Por Fabio Brun Goldschmidt, advogado tributarista
O personagem Calvin, dos quadrinhos de Bill Watterson, notabilizou-se pelo seu traço imaginativo e irreverente. Cheio de ideias, não queria parar de brincar para fazer coisas de que desgostava, como arrumar o quarto e realizar a lição de casa. Para solucionar esses “problemas” criou uma máquina duplicadora (um caixote de papelão) que reproduzia o próprio Calvin de modo que cada uma de suas réplicas se dedicasse simultaneamente às tarefas.
Desde 2017, o STF passou a contar com novos integrantes. Primeiramente, foi o Vitor, robô de inteligência artificial que faz a análise de temas de repercussão geral na triagem de recursos. Depois, veio a Rafa, desenvolvida para integrar a Agenda 2030 da ONU ao STF, por meio da classificação dos processos de acordo com os Objetivos de Desenvolvimento Sustentável definidos pelas Nações Unidas. E, por último, desde maio, veio a Vitória, que identifica os processos que tratam do mesmo assunto e os agrupa automaticamente, identificando “com mais agilidade e segurança processos aptos a tratamento conjunto ou que podem resultar em novos temas de repercussão geral” (conforme o STF).
Apesar de entender inexorável a tendência ao IA, o fato é que um número significativo de erros tem ocorrido
No primeiro semestre de 2023, o STF proferiu 50.162 decisões, sendo 41.722 monocráticas e 8.440 colegiadas. Um aumento de 63% em relação ao ano anterior, o que causa certa espécie. Primeiramente, pelo quantitativo desumano (ênfase no adjetivo) de processos julgados – em tese – por apenas 11 ministros. Segundo, pelo fato de que mais de 90% desses julgamentos foram monocráticos. Por último, pelo incremento assombroso de decisões, o que dificulta até mesmo o trabalho de revisão. Afinal, ninguém deseja passar por anos de litígio para chegar ao mais alto tribunal do país e ter seu caso julgado monocraticamente, especialmente se esse julgador não for formado em Direito, não tiver passado pela sabatina do Senado e sua base de conhecimento for limitada aos acórdãos da própria Corte.

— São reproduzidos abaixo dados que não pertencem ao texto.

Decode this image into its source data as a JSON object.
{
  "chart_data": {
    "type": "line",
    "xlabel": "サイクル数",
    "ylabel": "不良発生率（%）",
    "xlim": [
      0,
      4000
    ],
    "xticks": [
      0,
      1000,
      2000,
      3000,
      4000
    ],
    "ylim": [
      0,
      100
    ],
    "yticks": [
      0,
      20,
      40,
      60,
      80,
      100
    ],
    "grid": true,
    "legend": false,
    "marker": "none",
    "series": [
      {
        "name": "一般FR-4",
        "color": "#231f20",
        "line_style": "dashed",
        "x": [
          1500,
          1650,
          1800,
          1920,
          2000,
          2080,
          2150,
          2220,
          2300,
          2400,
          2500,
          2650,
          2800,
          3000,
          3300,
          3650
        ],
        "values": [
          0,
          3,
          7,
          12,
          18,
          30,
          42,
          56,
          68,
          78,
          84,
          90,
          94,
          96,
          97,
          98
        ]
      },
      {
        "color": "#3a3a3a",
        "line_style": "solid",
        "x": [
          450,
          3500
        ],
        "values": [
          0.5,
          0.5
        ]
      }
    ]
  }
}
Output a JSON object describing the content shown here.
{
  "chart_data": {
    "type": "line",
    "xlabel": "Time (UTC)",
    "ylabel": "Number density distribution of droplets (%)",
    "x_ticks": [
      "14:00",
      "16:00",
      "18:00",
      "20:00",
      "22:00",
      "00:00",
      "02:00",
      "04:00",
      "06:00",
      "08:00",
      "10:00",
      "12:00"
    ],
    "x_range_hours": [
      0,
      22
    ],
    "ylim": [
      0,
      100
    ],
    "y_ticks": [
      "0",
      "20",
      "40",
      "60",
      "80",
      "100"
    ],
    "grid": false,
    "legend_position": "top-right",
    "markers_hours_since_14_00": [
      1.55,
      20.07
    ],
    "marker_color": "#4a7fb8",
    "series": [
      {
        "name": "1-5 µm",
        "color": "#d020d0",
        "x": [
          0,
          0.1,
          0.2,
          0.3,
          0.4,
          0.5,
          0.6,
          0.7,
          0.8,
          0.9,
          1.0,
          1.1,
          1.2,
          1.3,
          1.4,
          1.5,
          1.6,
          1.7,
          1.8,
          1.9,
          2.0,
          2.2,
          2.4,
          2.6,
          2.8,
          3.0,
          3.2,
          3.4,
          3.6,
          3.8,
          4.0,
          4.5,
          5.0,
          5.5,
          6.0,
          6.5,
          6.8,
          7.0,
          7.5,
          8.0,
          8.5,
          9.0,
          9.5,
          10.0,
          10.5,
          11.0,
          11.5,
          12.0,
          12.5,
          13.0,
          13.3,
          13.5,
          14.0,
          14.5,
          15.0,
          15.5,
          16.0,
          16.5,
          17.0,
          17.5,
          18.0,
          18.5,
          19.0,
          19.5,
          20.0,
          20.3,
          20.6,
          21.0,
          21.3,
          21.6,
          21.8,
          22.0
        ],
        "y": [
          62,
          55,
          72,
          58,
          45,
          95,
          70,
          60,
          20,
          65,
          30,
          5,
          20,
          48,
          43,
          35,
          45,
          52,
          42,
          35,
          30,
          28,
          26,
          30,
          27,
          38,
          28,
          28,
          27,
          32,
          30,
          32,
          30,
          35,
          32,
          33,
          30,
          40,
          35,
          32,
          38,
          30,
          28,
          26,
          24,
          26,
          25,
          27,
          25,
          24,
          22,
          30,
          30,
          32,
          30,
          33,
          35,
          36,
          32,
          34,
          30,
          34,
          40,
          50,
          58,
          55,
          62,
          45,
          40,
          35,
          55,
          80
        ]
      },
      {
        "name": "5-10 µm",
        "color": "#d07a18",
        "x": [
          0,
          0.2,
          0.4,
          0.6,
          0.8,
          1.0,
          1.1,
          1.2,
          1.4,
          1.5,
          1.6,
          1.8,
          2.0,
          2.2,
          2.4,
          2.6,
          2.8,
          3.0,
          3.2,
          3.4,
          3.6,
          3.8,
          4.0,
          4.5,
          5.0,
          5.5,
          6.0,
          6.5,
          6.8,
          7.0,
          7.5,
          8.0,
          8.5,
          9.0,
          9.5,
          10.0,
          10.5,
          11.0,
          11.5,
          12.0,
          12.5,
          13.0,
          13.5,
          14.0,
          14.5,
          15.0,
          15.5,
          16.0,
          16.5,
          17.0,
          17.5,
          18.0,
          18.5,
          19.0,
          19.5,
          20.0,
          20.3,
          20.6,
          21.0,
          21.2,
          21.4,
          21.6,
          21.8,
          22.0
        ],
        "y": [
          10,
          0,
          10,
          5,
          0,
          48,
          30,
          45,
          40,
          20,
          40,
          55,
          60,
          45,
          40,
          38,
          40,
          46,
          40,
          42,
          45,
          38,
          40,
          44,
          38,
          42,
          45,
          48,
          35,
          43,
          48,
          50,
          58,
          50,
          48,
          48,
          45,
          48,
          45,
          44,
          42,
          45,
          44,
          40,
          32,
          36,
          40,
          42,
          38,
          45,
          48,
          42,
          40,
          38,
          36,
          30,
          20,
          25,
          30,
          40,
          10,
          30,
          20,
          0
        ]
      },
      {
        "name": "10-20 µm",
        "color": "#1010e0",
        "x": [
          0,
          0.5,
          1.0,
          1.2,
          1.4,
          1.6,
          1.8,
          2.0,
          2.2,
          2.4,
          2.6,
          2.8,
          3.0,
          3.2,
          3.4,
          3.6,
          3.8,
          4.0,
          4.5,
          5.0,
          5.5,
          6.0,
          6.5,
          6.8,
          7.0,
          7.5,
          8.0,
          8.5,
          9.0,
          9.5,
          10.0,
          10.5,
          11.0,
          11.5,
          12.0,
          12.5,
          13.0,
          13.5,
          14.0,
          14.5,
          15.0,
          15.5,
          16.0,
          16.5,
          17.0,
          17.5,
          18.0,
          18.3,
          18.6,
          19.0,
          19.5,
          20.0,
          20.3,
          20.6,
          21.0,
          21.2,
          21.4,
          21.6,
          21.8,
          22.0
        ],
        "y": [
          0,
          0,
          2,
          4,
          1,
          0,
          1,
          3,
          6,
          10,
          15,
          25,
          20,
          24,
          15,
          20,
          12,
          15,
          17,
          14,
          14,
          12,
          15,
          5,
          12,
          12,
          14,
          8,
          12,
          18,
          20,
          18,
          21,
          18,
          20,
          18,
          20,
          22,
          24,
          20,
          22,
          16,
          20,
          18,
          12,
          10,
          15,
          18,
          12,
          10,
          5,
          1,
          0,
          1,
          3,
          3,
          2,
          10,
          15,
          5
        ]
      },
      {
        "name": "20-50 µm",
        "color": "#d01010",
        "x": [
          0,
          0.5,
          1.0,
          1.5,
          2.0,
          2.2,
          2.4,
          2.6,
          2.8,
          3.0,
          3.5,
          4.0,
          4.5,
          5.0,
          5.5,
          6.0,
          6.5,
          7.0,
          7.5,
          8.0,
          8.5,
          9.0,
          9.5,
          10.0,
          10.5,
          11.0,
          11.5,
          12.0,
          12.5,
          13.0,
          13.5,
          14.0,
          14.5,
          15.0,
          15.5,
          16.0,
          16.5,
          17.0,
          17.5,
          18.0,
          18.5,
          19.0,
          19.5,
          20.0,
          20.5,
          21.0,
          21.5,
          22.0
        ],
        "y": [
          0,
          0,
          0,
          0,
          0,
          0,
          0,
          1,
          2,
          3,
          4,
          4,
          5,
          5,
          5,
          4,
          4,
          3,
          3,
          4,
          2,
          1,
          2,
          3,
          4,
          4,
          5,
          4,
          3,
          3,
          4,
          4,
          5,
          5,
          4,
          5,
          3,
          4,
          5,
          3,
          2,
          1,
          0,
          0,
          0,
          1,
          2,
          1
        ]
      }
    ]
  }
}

Apesar de entender inexorável a tendência ao uso de IA (em parte decorrente do desejo do próprio STF de estender sua competência jurisdicional) e parabenizar a iniciativa transformadora, o fato é que um número significativo de erros tem ocorrido, passados seis anos do início desta era. É muito para uma Corte que dá a palavra final. Há temas cuja constitucionalidade foi reiteradamente analisada em plenário (IRPJ sobre juros moratórios e Difal do ICMS, por exemplo), que Vitor e Vitória “entendem” se tratar de matéria infraconstitucional, em erro elementar. Uma mãozinha do genial Calvin seria bem-vinda nessa hora. Sabemos que os novos ministros são trabalhadores, mas ainda lhes falta o notório saber jurídico.